The excellent feedback though is SO helpful! And I swear next draft I shouldn't be on such a tight schedule!

(and I may have written 4, but 3 of those still need extensive work--only one done)

Faith Pray said...

It's so exciting to have a project you believe in, and so frightening to trust others with it. So, first of all, great job putting it out there! Secondly, it sounds like she had really good feedback. Have you heard back from anyone else, though, because you might want to hear from your other proof-ers to see if their ideas are similar or different. This could save you a little bit of time in the long run. Great for you!

Rayna M. Iyer said...

@ Dipali - you have the summary today :-) Turned off the internet and worked on that all weekend, and found your comment only after posting the summary.

@ Mason - yes, it is fantastic to receive feedback at last. All this while I was actually wondering if it was so bad that people were too scared to even tell me about it.

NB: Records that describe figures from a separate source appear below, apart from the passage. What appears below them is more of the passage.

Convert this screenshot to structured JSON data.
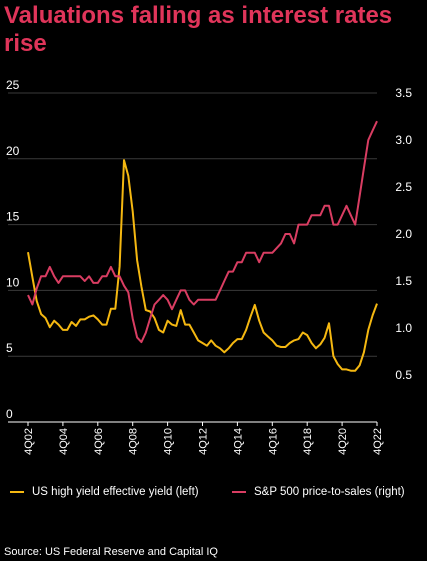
{
  "title": "Valuations falling as interest rates rise",
  "source": "Source: US Federal Reserve and Capital IQ",
  "colors": {
    "yield": "#f5b811",
    "ps": "#d93d62",
    "title": "#e0355a",
    "background": "#000000",
    "grid": "#3a3a3a"
  },
  "chart_data": {
    "type": "line",
    "title": "Valuations falling as interest rates rise",
    "xlabel": "",
    "ylabel_left": "",
    "ylabel_right": "",
    "ylim_left": [
      0,
      25
    ],
    "ylim_right": [
      0,
      3.5
    ],
    "yticks_left": [
      "0",
      "5",
      "10",
      "15",
      "20",
      "25"
    ],
    "yticks_right": [
      "0.5",
      "1.0",
      "1.5",
      "2.0",
      "2.5",
      "3.0",
      "3.5"
    ],
    "xticks": [
      "4Q02",
      "4Q04",
      "4Q06",
      "4Q08",
      "4Q10",
      "4Q12",
      "4Q14",
      "4Q16",
      "4Q18",
      "4Q20",
      "4Q22"
    ],
    "grid": "horizontal",
    "legend_position": "bottom",
    "x": [
      "4Q02",
      "1Q03",
      "2Q03",
      "3Q03",
      "4Q03",
      "1Q04",
      "2Q04",
      "3Q04",
      "4Q04",
      "1Q05",
      "2Q05",
      "3Q05",
      "4Q05",
      "1Q06",
      "2Q06",
      "3Q06",
      "4Q06",
      "1Q07",
      "2Q07",
      "3Q07",
      "4Q07",
      "1Q08",
      "2Q08",
      "3Q08",
      "4Q08",
      "1Q09",
      "2Q09",
      "3Q09",
      "4Q09",
      "1Q10",
      "2Q10",
      "3Q10",
      "4Q10",
      "1Q11",
      "2Q11",
      "3Q11",
      "4Q11",
      "1Q12",
      "2Q12",
      "3Q12",
      "4Q12",
      "1Q13",
      "2Q13",
      "3Q13",
      "4Q13",
      "1Q14",
      "2Q14",
      "3Q14",
      "4Q14",
      "1Q15",
      "2Q15",
      "3Q15",
      "4Q15",
      "1Q16",
      "2Q16",
      "3Q16",
      "4Q16",
      "1Q17",
      "2Q17",
      "3Q17",
      "4Q17",
      "1Q18",
      "2Q18",
      "3Q18",
      "4Q18",
      "1Q19",
      "2Q19",
      "3Q19",
      "4Q19",
      "1Q20",
      "2Q20",
      "3Q20",
      "4Q20",
      "1Q21",
      "2Q21",
      "3Q21",
      "4Q21",
      "1Q22",
      "2Q22",
      "3Q22",
      "4Q22"
    ],
    "series": [
      {
        "name": "US high yield effective yield (left)",
        "axis": "left",
        "values": [
          12.9,
          11.0,
          9.2,
          8.2,
          7.9,
          7.2,
          7.7,
          7.4,
          7.0,
          7.0,
          7.6,
          7.3,
          7.8,
          7.8,
          8.0,
          8.1,
          7.8,
          7.4,
          7.4,
          8.6,
          8.6,
          11.8,
          19.9,
          18.7,
          16.0,
          12.3,
          10.3,
          8.5,
          8.4,
          7.9,
          7.0,
          6.8,
          7.7,
          7.4,
          7.3,
          8.5,
          7.4,
          7.4,
          6.8,
          6.2,
          6.0,
          5.8,
          6.2,
          5.8,
          5.6,
          5.3,
          5.6,
          6.0,
          6.3,
          6.3,
          7.0,
          8.0,
          8.9,
          7.7,
          6.8,
          6.5,
          6.2,
          5.8,
          5.7,
          5.7,
          6.0,
          6.2,
          6.3,
          6.8,
          6.6,
          6.0,
          5.6,
          5.9,
          6.4,
          7.5,
          5.0,
          4.4,
          4.0,
          4.0,
          3.9,
          3.9,
          4.3,
          5.3,
          7.0,
          8.1,
          9.0
        ]
      },
      {
        "name": "S&P 500 price-to-sales (right)",
        "axis": "right",
        "values": [
          1.35,
          1.25,
          1.42,
          1.55,
          1.55,
          1.65,
          1.55,
          1.48,
          1.55,
          1.55,
          1.55,
          1.55,
          1.55,
          1.5,
          1.55,
          1.48,
          1.48,
          1.55,
          1.55,
          1.65,
          1.55,
          1.55,
          1.45,
          1.38,
          1.1,
          0.9,
          0.85,
          0.95,
          1.1,
          1.25,
          1.3,
          1.35,
          1.3,
          1.2,
          1.3,
          1.4,
          1.4,
          1.3,
          1.25,
          1.3,
          1.3,
          1.3,
          1.3,
          1.3,
          1.4,
          1.5,
          1.6,
          1.6,
          1.7,
          1.7,
          1.8,
          1.8,
          1.8,
          1.7,
          1.8,
          1.8,
          1.8,
          1.85,
          1.9,
          2.0,
          2.0,
          1.9,
          2.1,
          2.1,
          2.1,
          2.2,
          2.2,
          2.2,
          2.3,
          2.3,
          2.1,
          2.1,
          2.2,
          2.3,
          2.2,
          2.1,
          2.4,
          2.7,
          3.0,
          3.1,
          3.2
        ]
      }
    ]
  }
}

@ Marian - if I tell Malathi she shouldn't smoke, she will feel even more guilty about doing it than she now does. But knowing it is really an emotional vent for her, I don't think I will tell her not to - after all, the new baby may make her give it up more than any sermonising can.
And your feedback, Marian, was precious. Because you liked exactly the parts that I liked. Maybe I should aim for a book I like, rather than one that is all that a book should be.

@ Chris - like you, I cherish honesty more than almost anything else. And I wanted that more than I did anything else.

@ Tami - The waiting *is* agonizing. Didn't you blog about that too sometime? I wanted to link back to your post, but couldn't find it :-(
And the next time I offer to read something, I get back with quick comments immediately. Now I know how wrenching the wait can be.

@ Faith - I was really lucky, I heard back from another wonderful person the very next day, and she likes many of the things which my other friend did not like. Maybe I just go with my gut feeling?